The first issue is to integrate and reason about IDS alerts as well as reports by system monitoring or vulnerability scanning
tools (discussed in Chapter 3). To facilitate the modeling of intrusion evidence, this approach classifies intrusion
evidence into either event-based evidence or state-based evidence. Event-based evidence refers to observations (or
detections) of intrusive actions (e.g., IDS alerts), while state-based evidence refers to observations of the effects of
intrusions on system states. Based on the interdependency between event-based and state-based evidence, we developed techniques
to automatically integrate complementary evidence into Bayesian networks, and reason about uncertain or unknown intrusion evidence
based on verified evidence.
The second issue is the study of the robustness of the Bayesian analysis framework toward inaccuracies in the assignments of prior
confidence with sensitivity analysis and qualitative analysis (discussed in Chapter 4). By performing
sensitivity analysis and qualitative analysis on the Bayesian networks used to reason about intrusion evidence, we can measure or
approximate individual evidence's influence on the reasoning results. Such study on the framework's robustness properties can
provide guide line for evidence collection and analyses.

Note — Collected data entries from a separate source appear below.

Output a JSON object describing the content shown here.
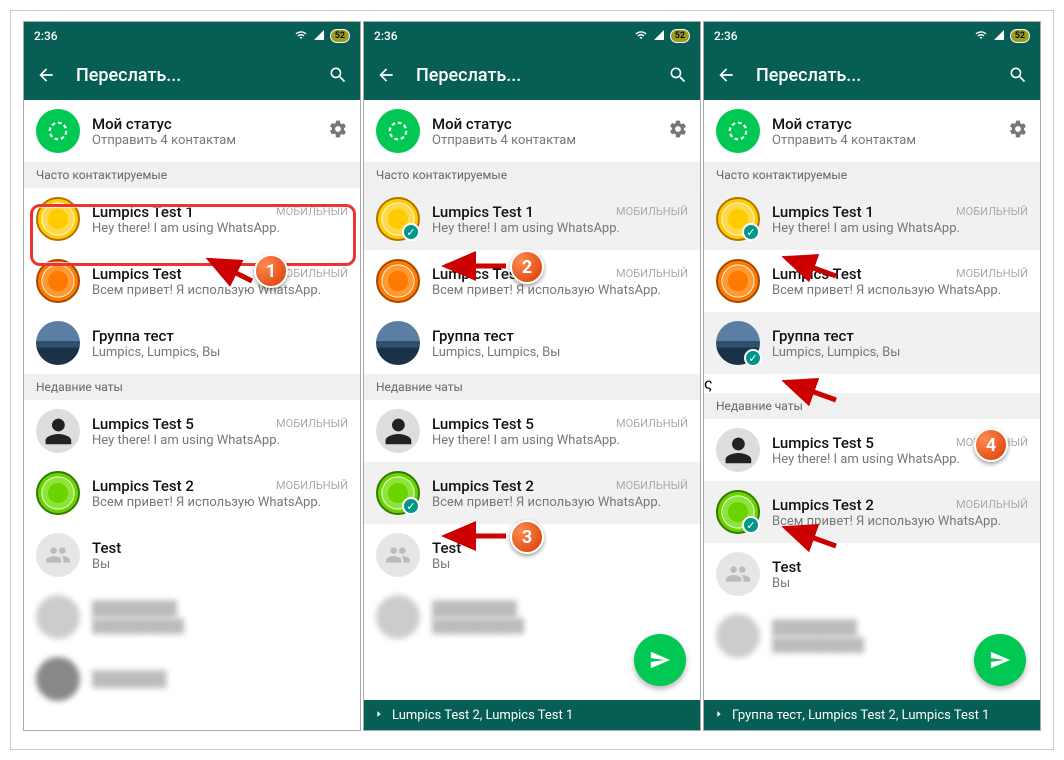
{
  "statusbar": {
    "time": "2:36",
    "battery": "52"
  },
  "header": {
    "title": "Переслать..."
  },
  "status_row": {
    "title": "Мой статус",
    "subtitle": "Отправить 4 контактам"
  },
  "sections": {
    "frequent": "Часто контактируемые",
    "recent": "Недавние чаты"
  },
  "tag_mobile": "МОБИЛЬНЫЙ",
  "contacts": {
    "c1": {
      "name": "Lumpics Test 1",
      "sub": "Hey there! I am using WhatsApp."
    },
    "c2": {
      "name": "Lumpics Test",
      "sub": "Всем привет! Я использую WhatsApp."
    },
    "g1": {
      "name": "Группа тест",
      "sub": "Lumpics, Lumpics, Вы"
    },
    "c5": {
      "name": "Lumpics Test 5",
      "sub": "Hey there! I am using WhatsApp."
    },
    "c3": {
      "name": "Lumpics Test 2",
      "sub": "Всем привет! Я использую WhatsApp."
    },
    "t1": {
      "name": "Test",
      "sub": "Вы"
    }
  },
  "footer": {
    "panel2": "Lumpics Test 2, Lumpics Test 1",
    "panel3": "Группа тест, Lumpics Test 2, Lumpics Test 1"
  },
  "annotations": {
    "n1": "1",
    "n2": "2",
    "n3": "3",
    "n4": "4"
  }
}
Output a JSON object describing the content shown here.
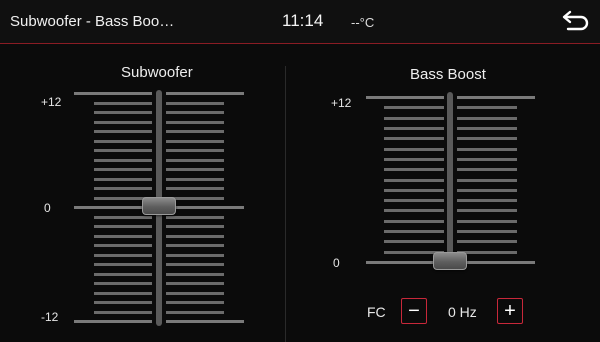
{
  "header": {
    "title": "Subwoofer - Bass Boo…",
    "time": "11:14",
    "temperature": "--°C",
    "back_icon": "return-arrow-icon"
  },
  "subwoofer": {
    "title": "Subwoofer",
    "max_label": "+12",
    "mid_label": "0",
    "min_label": "-12",
    "value": 0
  },
  "bass_boost": {
    "title": "Bass Boost",
    "max_label": "+12",
    "min_label": "0",
    "value": 0,
    "fc_label": "FC",
    "fc_value": "0 Hz",
    "minus_label": "−",
    "plus_label": "+"
  },
  "colors": {
    "accent": "#c8283a",
    "background": "#0b0b0b"
  }
}
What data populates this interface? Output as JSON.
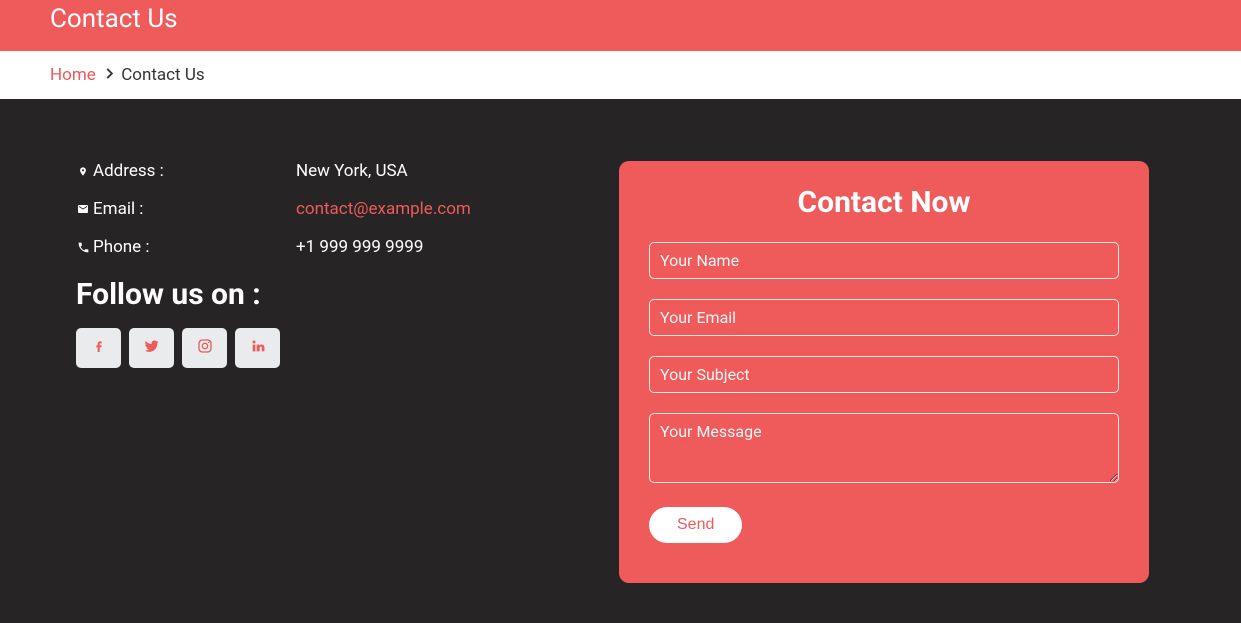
{
  "header": {
    "title": "Contact Us"
  },
  "breadcrumb": {
    "home": "Home",
    "current": "Contact Us"
  },
  "info": {
    "address_label": "Address :",
    "address_value": "New York, USA",
    "email_label": "Email :",
    "email_value": "contact@example.com",
    "phone_label": "Phone :",
    "phone_value": "+1 999 999 9999"
  },
  "follow": {
    "heading": "Follow us on :"
  },
  "form": {
    "title": "Contact Now",
    "name_placeholder": "Your Name",
    "email_placeholder": "Your Email",
    "subject_placeholder": "Your Subject",
    "message_placeholder": "Your Message",
    "send_label": "Send"
  },
  "colors": {
    "accent": "#ef5a5a",
    "dark_bg": "#262424"
  }
}
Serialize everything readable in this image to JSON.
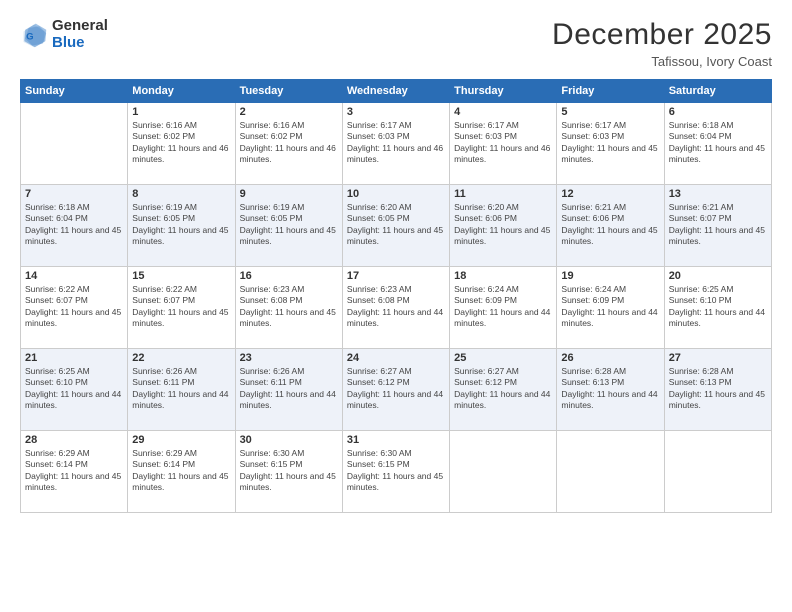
{
  "header": {
    "logo_general": "General",
    "logo_blue": "Blue",
    "month_title": "December 2025",
    "location": "Tafissou, Ivory Coast"
  },
  "calendar": {
    "headers": [
      "Sunday",
      "Monday",
      "Tuesday",
      "Wednesday",
      "Thursday",
      "Friday",
      "Saturday"
    ],
    "weeks": [
      [
        {
          "day": "",
          "detail": ""
        },
        {
          "day": "1",
          "detail": "Sunrise: 6:16 AM\nSunset: 6:02 PM\nDaylight: 11 hours and 46 minutes."
        },
        {
          "day": "2",
          "detail": "Sunrise: 6:16 AM\nSunset: 6:02 PM\nDaylight: 11 hours and 46 minutes."
        },
        {
          "day": "3",
          "detail": "Sunrise: 6:17 AM\nSunset: 6:03 PM\nDaylight: 11 hours and 46 minutes."
        },
        {
          "day": "4",
          "detail": "Sunrise: 6:17 AM\nSunset: 6:03 PM\nDaylight: 11 hours and 46 minutes."
        },
        {
          "day": "5",
          "detail": "Sunrise: 6:17 AM\nSunset: 6:03 PM\nDaylight: 11 hours and 45 minutes."
        },
        {
          "day": "6",
          "detail": "Sunrise: 6:18 AM\nSunset: 6:04 PM\nDaylight: 11 hours and 45 minutes."
        }
      ],
      [
        {
          "day": "7",
          "detail": "Sunrise: 6:18 AM\nSunset: 6:04 PM\nDaylight: 11 hours and 45 minutes."
        },
        {
          "day": "8",
          "detail": "Sunrise: 6:19 AM\nSunset: 6:05 PM\nDaylight: 11 hours and 45 minutes."
        },
        {
          "day": "9",
          "detail": "Sunrise: 6:19 AM\nSunset: 6:05 PM\nDaylight: 11 hours and 45 minutes."
        },
        {
          "day": "10",
          "detail": "Sunrise: 6:20 AM\nSunset: 6:05 PM\nDaylight: 11 hours and 45 minutes."
        },
        {
          "day": "11",
          "detail": "Sunrise: 6:20 AM\nSunset: 6:06 PM\nDaylight: 11 hours and 45 minutes."
        },
        {
          "day": "12",
          "detail": "Sunrise: 6:21 AM\nSunset: 6:06 PM\nDaylight: 11 hours and 45 minutes."
        },
        {
          "day": "13",
          "detail": "Sunrise: 6:21 AM\nSunset: 6:07 PM\nDaylight: 11 hours and 45 minutes."
        }
      ],
      [
        {
          "day": "14",
          "detail": "Sunrise: 6:22 AM\nSunset: 6:07 PM\nDaylight: 11 hours and 45 minutes."
        },
        {
          "day": "15",
          "detail": "Sunrise: 6:22 AM\nSunset: 6:07 PM\nDaylight: 11 hours and 45 minutes."
        },
        {
          "day": "16",
          "detail": "Sunrise: 6:23 AM\nSunset: 6:08 PM\nDaylight: 11 hours and 45 minutes."
        },
        {
          "day": "17",
          "detail": "Sunrise: 6:23 AM\nSunset: 6:08 PM\nDaylight: 11 hours and 44 minutes."
        },
        {
          "day": "18",
          "detail": "Sunrise: 6:24 AM\nSunset: 6:09 PM\nDaylight: 11 hours and 44 minutes."
        },
        {
          "day": "19",
          "detail": "Sunrise: 6:24 AM\nSunset: 6:09 PM\nDaylight: 11 hours and 44 minutes."
        },
        {
          "day": "20",
          "detail": "Sunrise: 6:25 AM\nSunset: 6:10 PM\nDaylight: 11 hours and 44 minutes."
        }
      ],
      [
        {
          "day": "21",
          "detail": "Sunrise: 6:25 AM\nSunset: 6:10 PM\nDaylight: 11 hours and 44 minutes."
        },
        {
          "day": "22",
          "detail": "Sunrise: 6:26 AM\nSunset: 6:11 PM\nDaylight: 11 hours and 44 minutes."
        },
        {
          "day": "23",
          "detail": "Sunrise: 6:26 AM\nSunset: 6:11 PM\nDaylight: 11 hours and 44 minutes."
        },
        {
          "day": "24",
          "detail": "Sunrise: 6:27 AM\nSunset: 6:12 PM\nDaylight: 11 hours and 44 minutes."
        },
        {
          "day": "25",
          "detail": "Sunrise: 6:27 AM\nSunset: 6:12 PM\nDaylight: 11 hours and 44 minutes."
        },
        {
          "day": "26",
          "detail": "Sunrise: 6:28 AM\nSunset: 6:13 PM\nDaylight: 11 hours and 44 minutes."
        },
        {
          "day": "27",
          "detail": "Sunrise: 6:28 AM\nSunset: 6:13 PM\nDaylight: 11 hours and 45 minutes."
        }
      ],
      [
        {
          "day": "28",
          "detail": "Sunrise: 6:29 AM\nSunset: 6:14 PM\nDaylight: 11 hours and 45 minutes."
        },
        {
          "day": "29",
          "detail": "Sunrise: 6:29 AM\nSunset: 6:14 PM\nDaylight: 11 hours and 45 minutes."
        },
        {
          "day": "30",
          "detail": "Sunrise: 6:30 AM\nSunset: 6:15 PM\nDaylight: 11 hours and 45 minutes."
        },
        {
          "day": "31",
          "detail": "Sunrise: 6:30 AM\nSunset: 6:15 PM\nDaylight: 11 hours and 45 minutes."
        },
        {
          "day": "",
          "detail": ""
        },
        {
          "day": "",
          "detail": ""
        },
        {
          "day": "",
          "detail": ""
        }
      ]
    ]
  }
}
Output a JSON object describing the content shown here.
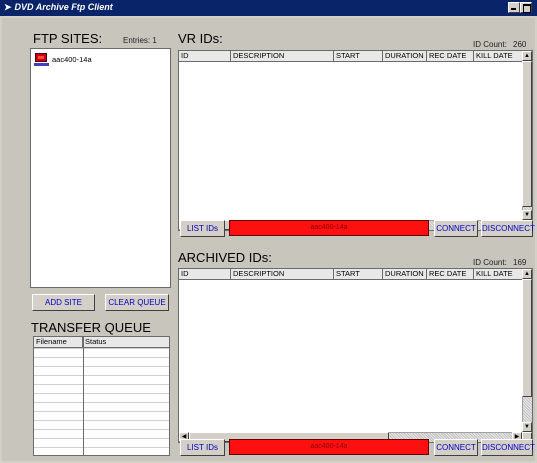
{
  "window": {
    "title": "DVD Archive Ftp Client"
  },
  "ftp_sites": {
    "title": "FTP SITES:",
    "entries_label": "Entries: 1",
    "items": [
      {
        "label": "aac400-14a"
      }
    ],
    "add_site_label": "ADD SITE",
    "clear_queue_label": "CLEAR QUEUE"
  },
  "transfer_queue": {
    "title": "TRANSFER QUEUE",
    "columns": [
      "Filename",
      "Status"
    ]
  },
  "vr_ids": {
    "title": "VR IDs:",
    "count_label": "ID Count:",
    "count": "260",
    "columns": [
      "ID",
      "DESCRIPTION",
      "START",
      "DURATION",
      "REC DATE",
      "KILL DATE"
    ],
    "list_ids_label": "LIST IDs",
    "connection": "aac400-14a",
    "connect_label": "CONNECT",
    "disconnect_label": "DISCONNECT"
  },
  "archived_ids": {
    "title": "ARCHIVED IDs:",
    "count_label": "ID Count:",
    "count": "169",
    "columns": [
      "ID",
      "DESCRIPTION",
      "START",
      "DURATION",
      "REC DATE",
      "KILL DATE"
    ],
    "list_ids_label": "LIST IDs",
    "connection": "aac400-14a",
    "connect_label": "CONNECT",
    "disconnect_label": "DISCONNECT"
  },
  "colors": {
    "titlebar": "#0a246a",
    "connection_bar": "#ff1010",
    "button_text": "#0000c0"
  }
}
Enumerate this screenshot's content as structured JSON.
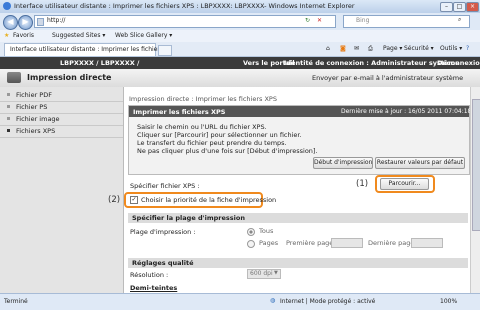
{
  "browser": {
    "window_title": "Interface utilisateur distante : Imprimer les fichiers XPS : LBPXXXX: LBPXXXX- Windows Internet Explorer",
    "url": "http://",
    "search_placeholder": "Bing",
    "favorites_label": "Favoris",
    "fav_items": [
      "Suggested Sites ▾",
      "Web Slice Gallery ▾"
    ],
    "tab_title": "Interface utilisateur distante : Imprimer les fichiers ...",
    "toolbar_items": [
      "Page ▾",
      "Sécurité ▾",
      "Outils ▾"
    ],
    "status_left": "Terminé",
    "status_zone": "Internet | Mode protégé : activé",
    "zoom": "100%"
  },
  "header": {
    "device": "LBPXXXX / LBPXXXX /",
    "portal_link": "Vers le portail",
    "login": "Identité de connexion : Administrateur système",
    "logout": "Déconnexion",
    "app_title": "Impression directe",
    "mail_link": "Envoyer par e-mail à l'administrateur système"
  },
  "sidebar": {
    "items": [
      {
        "label": "Fichier PDF"
      },
      {
        "label": "Fichier PS"
      },
      {
        "label": "Fichier image"
      },
      {
        "label": "Fichiers XPS"
      }
    ]
  },
  "main": {
    "breadcrumb": "Impression directe : Imprimer les fichiers XPS",
    "panel_title": "Imprimer les fichiers XPS",
    "last_update": "Dernière mise à jour : 16/05 2011 07:04:18",
    "instructions": [
      "Saisir le chemin ou l'URL du fichier XPS.",
      "Cliquer sur [Parcourir] pour sélectionner un fichier.",
      "Le transfert du fichier peut prendre du temps.",
      "Ne pas cliquer plus d'une fois sur [Début d'impression]."
    ],
    "start_button": "Début d'impression",
    "restore_button": "Restaurer valeurs par défaut",
    "file_label": "Spécifier fichier XPS :",
    "browse_button": "Parcourir...",
    "ticket_checkbox": "Choisir la priorité de la fiche d'impression",
    "callout1": "(1)",
    "callout2": "(2)",
    "range_section": "Spécifier la plage d'impression",
    "range_label": "Plage d'impression :",
    "range_all": "Tous",
    "range_pages": "Pages",
    "first_page": "Première page :",
    "last_page": "Dernière page :",
    "quality_section": "Réglages qualité",
    "resolution_label": "Résolution :",
    "resolution_value": "600 dpi",
    "halftone_section": "Demi-teintes"
  }
}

The third issue is to improve alert correlation by integrating alert correlation techniques with OS-level object dependency
tracking (discussed in Chapter 5). With the support of more detailed and precise information from OS-level event logs, higher
accuracy in alert correlation can be achieved. The chapter also discusses the application of such integration in making hypotheses
about possibly missed attacks.
The fourth issue is to correlate intrusion alert and other security event information from multiple heterogeneous sources while
protecting the privacy for each participating parties (discussed in Chapter 6). Based on a sanitization scheme utilizing both
generalization and randomization, we proposed several techniques to flexibly balance between the privacy protection and the
analysis capability of the sanitized data. We also studied the various analyses supported by the sharing framework and its
security against some different types of attacks.
Finally, the conclusion of my dissertation is provided and future work is pointed out.